Several situations have been suggested that lead to this behaviour including a mixed clutch, an original nest or brood of bird destroyed, or nests in very close proximity.
Daniel Magnin and Jean-Luc Potiron sent us a photo taken in June 2009 in Brittany (France) showing an European Nuthatch feeding a young Greater Spotted Woodpecker: we present you the different situations which could explain such a behaviour, and the advantages of interpsecific feeding.
This article is mainly based on the Marilyn Muszalski Shy's study titled "Interspecific feeding among birds: A review" and published in 1982 in the Journal of Field Ornithologists.



L'observation et les explications possibles du nourrissage interspécifique

L'observation remarquable

Sittelle torchepot nourrissant un Pic épeiche
Sittelle torchepot (Sitta europaea) femelle nourrissant un jeune Pic épeiche (Dendrocopos major), Monts d'Arrée (Finistère), juin 2009
Photo: Daniel Magnin

En juin 2009, dans les Monts d'Arrée dans le Finistère (Bretagne), accompagné par Jean-Luc Potiron, Daniel Magnin a eu l'occasion de photographier une Sittelle torchepot (Sitta europaea) venant nourrir régulièrement un jeune Pic épeiche (Dendrocopos major), lequel était par ailleurs également nourri "normalement" par ses parents.
Daniel et Jean-Luc avaient repéré cette loge de pic la veille de la prise de la photo au bruit que faisaient les jeunes, et ils avaient alors déjà remarqué cette sittelle sur le tronc. Comme il y avait deux loges proches, les deux observateurs pensaient que les deux espèces nichaient peut-être côte à côte, et c'est pour vérifier cette hypothèse que Daniel a installé un affût le lendemain. Il n'a fait qu'une demi-journée d'affût, au cours duquel il a observé plusieurs nourrissages (5 ou 6 de mémoire) de la part de cette sittelle. Lorsqu'il est revenu trois jours plus tard, après avoir vainement attendu une amélioration de la météo, la loge était vide.
Apparemment, seule la femelle de Pic épeiche nourrissait aussi très régulièrement ses petits, le mâle n'ayant pas été vu. Dès que la sittelle s'apprêtait à nourrir un petit pic, elle s'enfuyait aussitôt à l'arrivée de la vraie mère. Elle semblait également "impressionnée" par la taille de son "poussin d'adoption", ne lui donnant la becquée qu'après plusieurs hésitations.

Nidifications proches

L'une des causes possibles du nourrissage interspécifique est la nidification de deux espèces à proximité l'une de l'autre.
Il existe beaucoup d'exemples de deux espèces nichant proches l'une de l'autre et se montrant de l'intérêt pour leurs nids respectifs.
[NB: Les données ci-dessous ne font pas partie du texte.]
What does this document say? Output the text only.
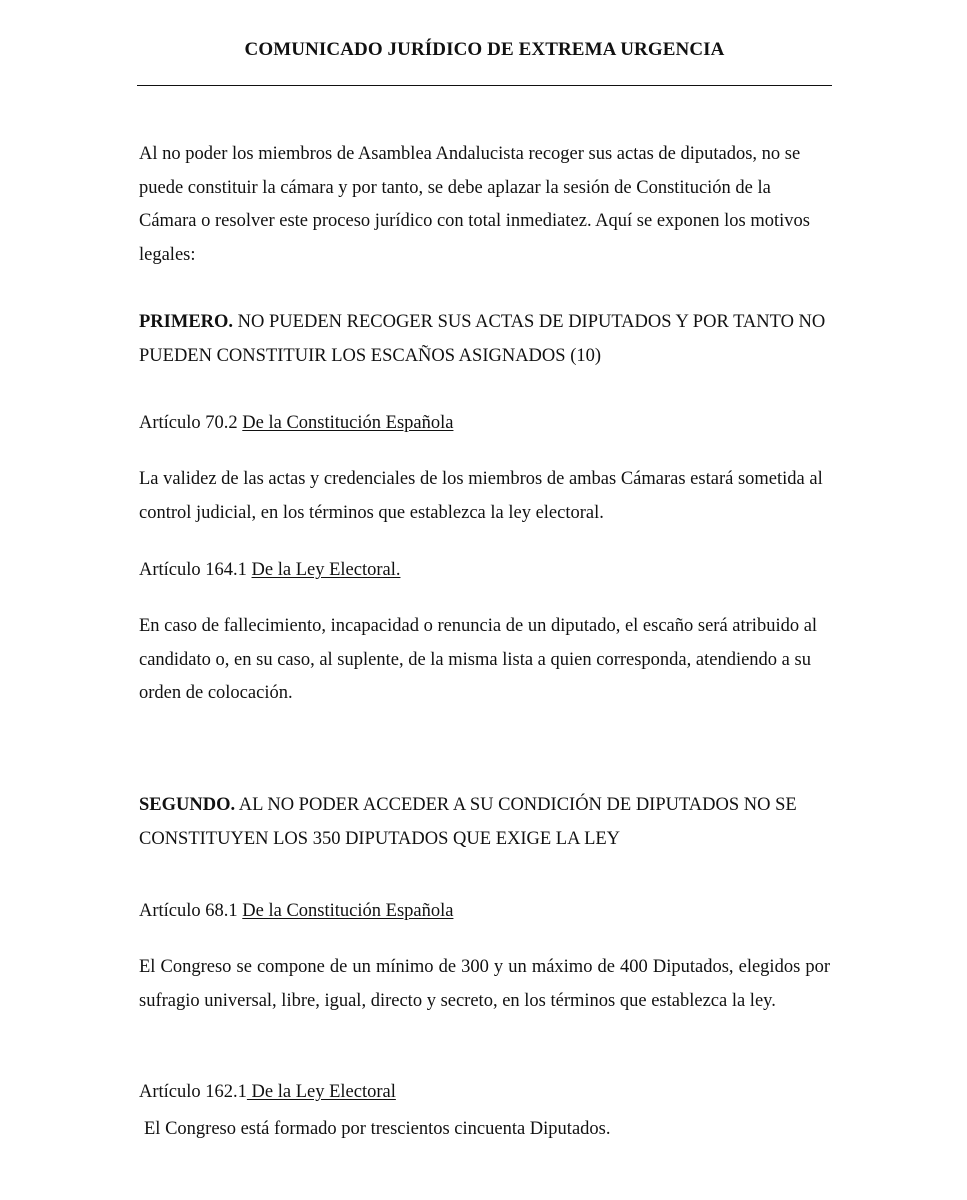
COMUNICADO JURÍDICO DE EXTREMA URGENCIA
Al no poder los miembros de Asamblea Andalucista recoger sus actas de diputados, no se puede constituir la cámara y por tanto, se debe aplazar la sesión de Constitución de la Cámara o resolver este proceso jurídico con total inmediatez. Aquí se exponen los motivos legales:
PRIMERO. NO PUEDEN RECOGER SUS ACTAS DE DIPUTADOS Y POR TANTO NO PUEDEN CONSTITUIR LOS ESCAÑOS ASIGNADOS (10)
Artículo 70.2 De la Constitución Española
La validez de las actas y credenciales de los miembros de ambas Cámaras estará sometida al control judicial, en los términos que establezca la ley electoral.
Artículo 164.1 De la Ley Electoral.
En caso de fallecimiento, incapacidad o renuncia de un diputado, el escaño será atribuido al candidato o, en su caso, al suplente, de la misma lista a quien corresponda, atendiendo a su orden de colocación.
SEGUNDO. AL NO PODER ACCEDER A SU CONDICIÓN DE DIPUTADOS NO SE CONSTITUYEN LOS 350 DIPUTADOS QUE EXIGE LA LEY
Artículo 68.1 De la Constitución Española
El Congreso se compone de un mínimo de 300 y un máximo de 400 Diputados, elegidos por sufragio universal, libre, igual, directo y secreto, en los términos que establezca la ley.
Artículo 162.1 De la Ley Electoral
El Congreso está formado por trescientos cincuenta Diputados.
Des observateurs ont relaté le cas d'un couple attaquant une autre espèce apportant de la nourriture à ses poussins ou celui de couples nourrissant tous les poussins (les leurs et ceux de l'espèce voisine) sans distinction.
On ne sait pas à quelle fréquence une nidification peut échouer du fait de la négligence des parents plus intéressés par les petits du nid voisin.
Un mâle de Sittelle pygmée (Sitta pygmaea) a nourri des poussins de Merlebleus azurés (Sialia currucoides) installés dans un nid situé dans le même arbre à 5 m au dessus du sien; sa propre nidification a échoué car elle a été attirée par les appels des petits merlebleus avant que ses œufs n'éclosent. Un couple de Plongeons arctiques (Gavia arctica) a élevé une nichée de cinq Eider à lunettes (Somateria fischeri): leurs nids étaient séparés de 10 m. Les canetons étaient nourris par les plongeons même s'ils n'en avaient pas besoin. On ne sait pas si la nidification des plongeons a échoué.
Le calendrier d'éclosion des œufs des deux nids est un facteur important: si les poussins sortent selon un intervalle de temps réduit, ceux qui ont éclos les premiers peuvent retenir toute l'attention de l'un ou des deux parents de l'autre couple; ce fut le cas quand un mâle d'Hirondelle bicolore (Tachycineta bicolor) a été observé nourrissant des petits Merles migrateurs (Turdus migratorius) dans un nid installé au sommet d'une maison où son propre nid était placé: les poussins d'hirondelles étaient environ une semaine plus jeunes que ceux des merles.
Des mâles nourrissent parfois des poussins d'un autre nid alors que leurs propres œufs sont en train d'être incubés: un Troglodyte familier (Troglodytes aedon) a nourri des Pics flamboyants (Colaptes auratus) pendant que sa femelle couvait, et il a continué à le faire même après que ses propres œufs aient éclos.
Dans le cas de l'observation de Daniel Magnin, la sittelle ne nichait pas à côté du Pic épeiche comme cela avait été imaginé la veille de l'affût. Les observations n'avaient alors pas permis de voir la sittelle venir nourrir les petits, ni les parents des pics non plus d'ailleurs (pas d'affût).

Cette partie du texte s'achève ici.